Pandas version: 1.4.2
Numpy version: 1.22.4
[OrderedDict([('startTime', '1970-01-01T10:30:00'), ('endTimes', '1970-01-01T13:00:00'), ('durationSplit', None), ('split', None)]), OrderedDict([('startTime', '1970-01-01T13:30:00'), ('endTimes', '1970-01-01T16:00:00'), ('durationSplit', None), ('split', None)])]
dict_values([{'startTime': '1970-01-01T10:30:00', 'endTimes': '1970-01-01T13:00:00', 'durationSplit': None, 'split': None}, {'startTime': '1970-01-01T13:30:00', 'endTimes': '1970-01-01T16:00:00', 'durationSplit': None, 'split': None}])
dict_values([{'startTime': array(['1970-01-01T10:30:00'], dtype=object), 'endTimes': ['1970-01-01T13:00:00'], 'durationSplit': [None], 'split': [None]}, {'startTime': array(['1970-01-01T13:30:00'], dtype=object), 'endTimes': ['1970-01-01T16:00:00'], 'durationSplit': [None], 'split': [None]}])

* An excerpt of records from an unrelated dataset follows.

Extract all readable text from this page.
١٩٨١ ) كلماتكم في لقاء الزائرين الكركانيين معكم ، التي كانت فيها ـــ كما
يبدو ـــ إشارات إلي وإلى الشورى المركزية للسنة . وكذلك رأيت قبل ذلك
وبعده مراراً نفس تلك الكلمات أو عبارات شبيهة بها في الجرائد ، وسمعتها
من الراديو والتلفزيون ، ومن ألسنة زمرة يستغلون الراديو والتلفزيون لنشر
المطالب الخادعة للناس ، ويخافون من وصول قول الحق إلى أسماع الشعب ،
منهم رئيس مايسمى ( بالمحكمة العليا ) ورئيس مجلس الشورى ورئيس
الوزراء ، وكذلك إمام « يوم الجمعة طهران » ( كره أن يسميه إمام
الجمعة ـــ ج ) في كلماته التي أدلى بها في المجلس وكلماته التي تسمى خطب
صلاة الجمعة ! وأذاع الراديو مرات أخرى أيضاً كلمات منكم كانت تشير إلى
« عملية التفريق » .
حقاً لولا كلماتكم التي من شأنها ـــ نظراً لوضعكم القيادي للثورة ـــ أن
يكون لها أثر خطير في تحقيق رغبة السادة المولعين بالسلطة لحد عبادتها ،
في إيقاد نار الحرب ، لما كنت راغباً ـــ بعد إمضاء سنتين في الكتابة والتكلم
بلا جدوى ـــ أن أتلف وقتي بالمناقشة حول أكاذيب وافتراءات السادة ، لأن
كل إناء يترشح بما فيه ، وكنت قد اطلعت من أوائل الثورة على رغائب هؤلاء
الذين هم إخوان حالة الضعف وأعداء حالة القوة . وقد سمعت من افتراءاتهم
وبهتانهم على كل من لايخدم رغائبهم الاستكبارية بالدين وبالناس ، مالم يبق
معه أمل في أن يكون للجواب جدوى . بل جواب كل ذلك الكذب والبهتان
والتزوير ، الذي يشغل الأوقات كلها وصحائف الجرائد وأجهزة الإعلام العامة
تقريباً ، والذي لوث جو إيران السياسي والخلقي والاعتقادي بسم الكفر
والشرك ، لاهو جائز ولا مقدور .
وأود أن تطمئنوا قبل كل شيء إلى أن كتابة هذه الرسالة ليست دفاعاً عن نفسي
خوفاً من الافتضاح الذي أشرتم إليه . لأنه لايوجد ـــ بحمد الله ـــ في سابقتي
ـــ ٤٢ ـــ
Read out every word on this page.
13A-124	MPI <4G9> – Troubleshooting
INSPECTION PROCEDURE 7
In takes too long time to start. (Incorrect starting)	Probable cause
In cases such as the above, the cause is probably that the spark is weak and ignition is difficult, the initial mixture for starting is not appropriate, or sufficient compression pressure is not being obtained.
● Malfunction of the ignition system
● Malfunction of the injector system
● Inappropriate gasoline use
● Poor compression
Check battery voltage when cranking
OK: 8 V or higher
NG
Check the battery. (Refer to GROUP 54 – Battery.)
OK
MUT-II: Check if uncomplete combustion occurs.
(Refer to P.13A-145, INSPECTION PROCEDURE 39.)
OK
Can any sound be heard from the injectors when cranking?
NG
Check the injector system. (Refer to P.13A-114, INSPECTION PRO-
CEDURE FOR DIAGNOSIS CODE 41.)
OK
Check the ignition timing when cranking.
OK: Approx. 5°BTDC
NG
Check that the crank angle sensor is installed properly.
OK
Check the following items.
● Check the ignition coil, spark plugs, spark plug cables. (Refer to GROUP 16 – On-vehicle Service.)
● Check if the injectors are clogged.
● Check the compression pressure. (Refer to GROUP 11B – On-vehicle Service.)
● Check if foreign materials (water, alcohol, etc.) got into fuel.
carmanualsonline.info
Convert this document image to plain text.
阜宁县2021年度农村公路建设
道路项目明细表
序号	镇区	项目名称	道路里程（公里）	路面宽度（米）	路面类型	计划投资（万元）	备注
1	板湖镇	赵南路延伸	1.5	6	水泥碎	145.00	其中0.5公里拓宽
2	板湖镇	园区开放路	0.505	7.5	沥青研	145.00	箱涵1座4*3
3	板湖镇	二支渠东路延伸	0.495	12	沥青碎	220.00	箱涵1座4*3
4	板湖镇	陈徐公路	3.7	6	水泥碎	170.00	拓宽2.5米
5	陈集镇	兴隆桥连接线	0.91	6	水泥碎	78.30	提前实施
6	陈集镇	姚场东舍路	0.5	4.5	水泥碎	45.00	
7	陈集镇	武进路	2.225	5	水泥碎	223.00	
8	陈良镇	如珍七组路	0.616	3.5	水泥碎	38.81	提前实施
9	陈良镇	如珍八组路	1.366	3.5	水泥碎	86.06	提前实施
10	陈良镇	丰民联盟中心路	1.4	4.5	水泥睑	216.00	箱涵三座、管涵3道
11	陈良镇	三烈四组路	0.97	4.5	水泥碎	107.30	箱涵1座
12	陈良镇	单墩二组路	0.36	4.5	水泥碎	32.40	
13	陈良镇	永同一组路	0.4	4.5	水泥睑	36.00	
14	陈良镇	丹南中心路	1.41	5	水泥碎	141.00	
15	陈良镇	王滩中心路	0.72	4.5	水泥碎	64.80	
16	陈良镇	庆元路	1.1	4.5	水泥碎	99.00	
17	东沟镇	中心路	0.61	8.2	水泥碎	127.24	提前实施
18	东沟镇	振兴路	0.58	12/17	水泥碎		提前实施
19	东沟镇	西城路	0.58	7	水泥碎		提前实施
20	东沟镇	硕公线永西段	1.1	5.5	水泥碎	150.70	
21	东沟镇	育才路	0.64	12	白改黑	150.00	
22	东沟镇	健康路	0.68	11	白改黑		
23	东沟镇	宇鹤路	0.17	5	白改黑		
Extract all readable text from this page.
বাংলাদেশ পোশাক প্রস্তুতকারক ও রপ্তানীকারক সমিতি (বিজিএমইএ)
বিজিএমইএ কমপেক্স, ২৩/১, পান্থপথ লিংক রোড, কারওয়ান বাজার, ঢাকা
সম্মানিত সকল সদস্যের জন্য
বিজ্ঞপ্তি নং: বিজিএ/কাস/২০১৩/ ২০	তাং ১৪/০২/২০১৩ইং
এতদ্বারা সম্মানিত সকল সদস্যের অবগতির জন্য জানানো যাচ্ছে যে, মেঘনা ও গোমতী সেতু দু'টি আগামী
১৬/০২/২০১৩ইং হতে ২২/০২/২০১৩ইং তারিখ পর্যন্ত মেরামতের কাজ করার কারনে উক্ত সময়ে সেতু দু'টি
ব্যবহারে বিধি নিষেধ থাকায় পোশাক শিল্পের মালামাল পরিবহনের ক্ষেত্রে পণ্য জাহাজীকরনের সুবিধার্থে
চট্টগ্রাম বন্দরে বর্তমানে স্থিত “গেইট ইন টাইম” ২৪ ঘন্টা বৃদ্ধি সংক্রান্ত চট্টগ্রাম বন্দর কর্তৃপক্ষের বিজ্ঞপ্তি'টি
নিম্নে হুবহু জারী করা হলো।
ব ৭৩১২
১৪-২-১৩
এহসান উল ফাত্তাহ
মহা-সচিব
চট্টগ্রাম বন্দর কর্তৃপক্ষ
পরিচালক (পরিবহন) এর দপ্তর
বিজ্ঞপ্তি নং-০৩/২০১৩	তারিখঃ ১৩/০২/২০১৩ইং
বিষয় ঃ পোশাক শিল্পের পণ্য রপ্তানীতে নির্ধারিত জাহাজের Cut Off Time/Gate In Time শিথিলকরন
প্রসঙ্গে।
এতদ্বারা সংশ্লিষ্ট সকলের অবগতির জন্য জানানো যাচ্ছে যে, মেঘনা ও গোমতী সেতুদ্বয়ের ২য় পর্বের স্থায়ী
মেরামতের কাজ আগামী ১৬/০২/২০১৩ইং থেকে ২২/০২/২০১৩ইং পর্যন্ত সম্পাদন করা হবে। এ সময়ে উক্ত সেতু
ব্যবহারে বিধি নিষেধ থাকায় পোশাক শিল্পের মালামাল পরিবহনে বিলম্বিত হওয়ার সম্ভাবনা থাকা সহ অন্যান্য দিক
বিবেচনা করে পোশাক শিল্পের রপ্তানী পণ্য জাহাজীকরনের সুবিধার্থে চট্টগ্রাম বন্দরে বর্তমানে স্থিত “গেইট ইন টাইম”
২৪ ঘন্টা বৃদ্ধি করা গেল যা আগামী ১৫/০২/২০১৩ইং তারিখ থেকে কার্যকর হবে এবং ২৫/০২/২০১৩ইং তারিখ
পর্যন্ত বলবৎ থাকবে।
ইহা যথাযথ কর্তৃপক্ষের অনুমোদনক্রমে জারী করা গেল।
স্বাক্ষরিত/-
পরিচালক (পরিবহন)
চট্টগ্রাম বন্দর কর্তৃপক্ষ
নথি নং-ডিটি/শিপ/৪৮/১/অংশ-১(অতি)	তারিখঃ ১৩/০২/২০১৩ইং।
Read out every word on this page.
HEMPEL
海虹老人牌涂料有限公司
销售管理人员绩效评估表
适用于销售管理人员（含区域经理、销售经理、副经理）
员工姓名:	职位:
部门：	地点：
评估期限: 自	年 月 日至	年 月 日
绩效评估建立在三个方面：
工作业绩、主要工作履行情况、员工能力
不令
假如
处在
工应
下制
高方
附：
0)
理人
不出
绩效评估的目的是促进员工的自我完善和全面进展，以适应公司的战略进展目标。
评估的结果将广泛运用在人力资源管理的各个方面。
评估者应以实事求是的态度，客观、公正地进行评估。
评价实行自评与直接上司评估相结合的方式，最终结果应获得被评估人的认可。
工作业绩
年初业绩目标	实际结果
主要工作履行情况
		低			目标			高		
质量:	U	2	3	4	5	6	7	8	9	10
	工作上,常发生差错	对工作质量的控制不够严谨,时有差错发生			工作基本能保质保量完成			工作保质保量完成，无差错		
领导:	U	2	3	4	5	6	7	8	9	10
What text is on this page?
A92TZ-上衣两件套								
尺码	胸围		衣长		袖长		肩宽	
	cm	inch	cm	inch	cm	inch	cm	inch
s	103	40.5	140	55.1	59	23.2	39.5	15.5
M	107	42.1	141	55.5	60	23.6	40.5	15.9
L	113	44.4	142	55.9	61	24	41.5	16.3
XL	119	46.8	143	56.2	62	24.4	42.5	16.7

I get the same result than 1.4.2 with 1.5.0

Comment From: MarcoGorelli

Thanks @voldardard

From git bisect, looks like this was caused by https://github.com/pandas-dev/pandas/pull/44122

cc @jbrockmendel

https://www.kaggle.com/code/marcogorelli/pandas-regression-example?scriptVersionId=107651890

Comment From: jbrockmendel

When you use lambda field: list(field), shouldn't it be non-surprising to get a list back?

We got rid of the libreduction paths because they caused tons of edge cases and inconsistencies that were a nightmare to debug.

Comment From: voldardard

Yes it is normal to get list for endTimes, durationSplit and split. But the problem is for the startTime where we had it in string from version 0.x of pandas until version 1.4.0 . And now it is a list. But there is only one value needed here and we don't want a list.

It will need extra devlopement to change each of our frontends to be able to get it from a list even if there is one value only.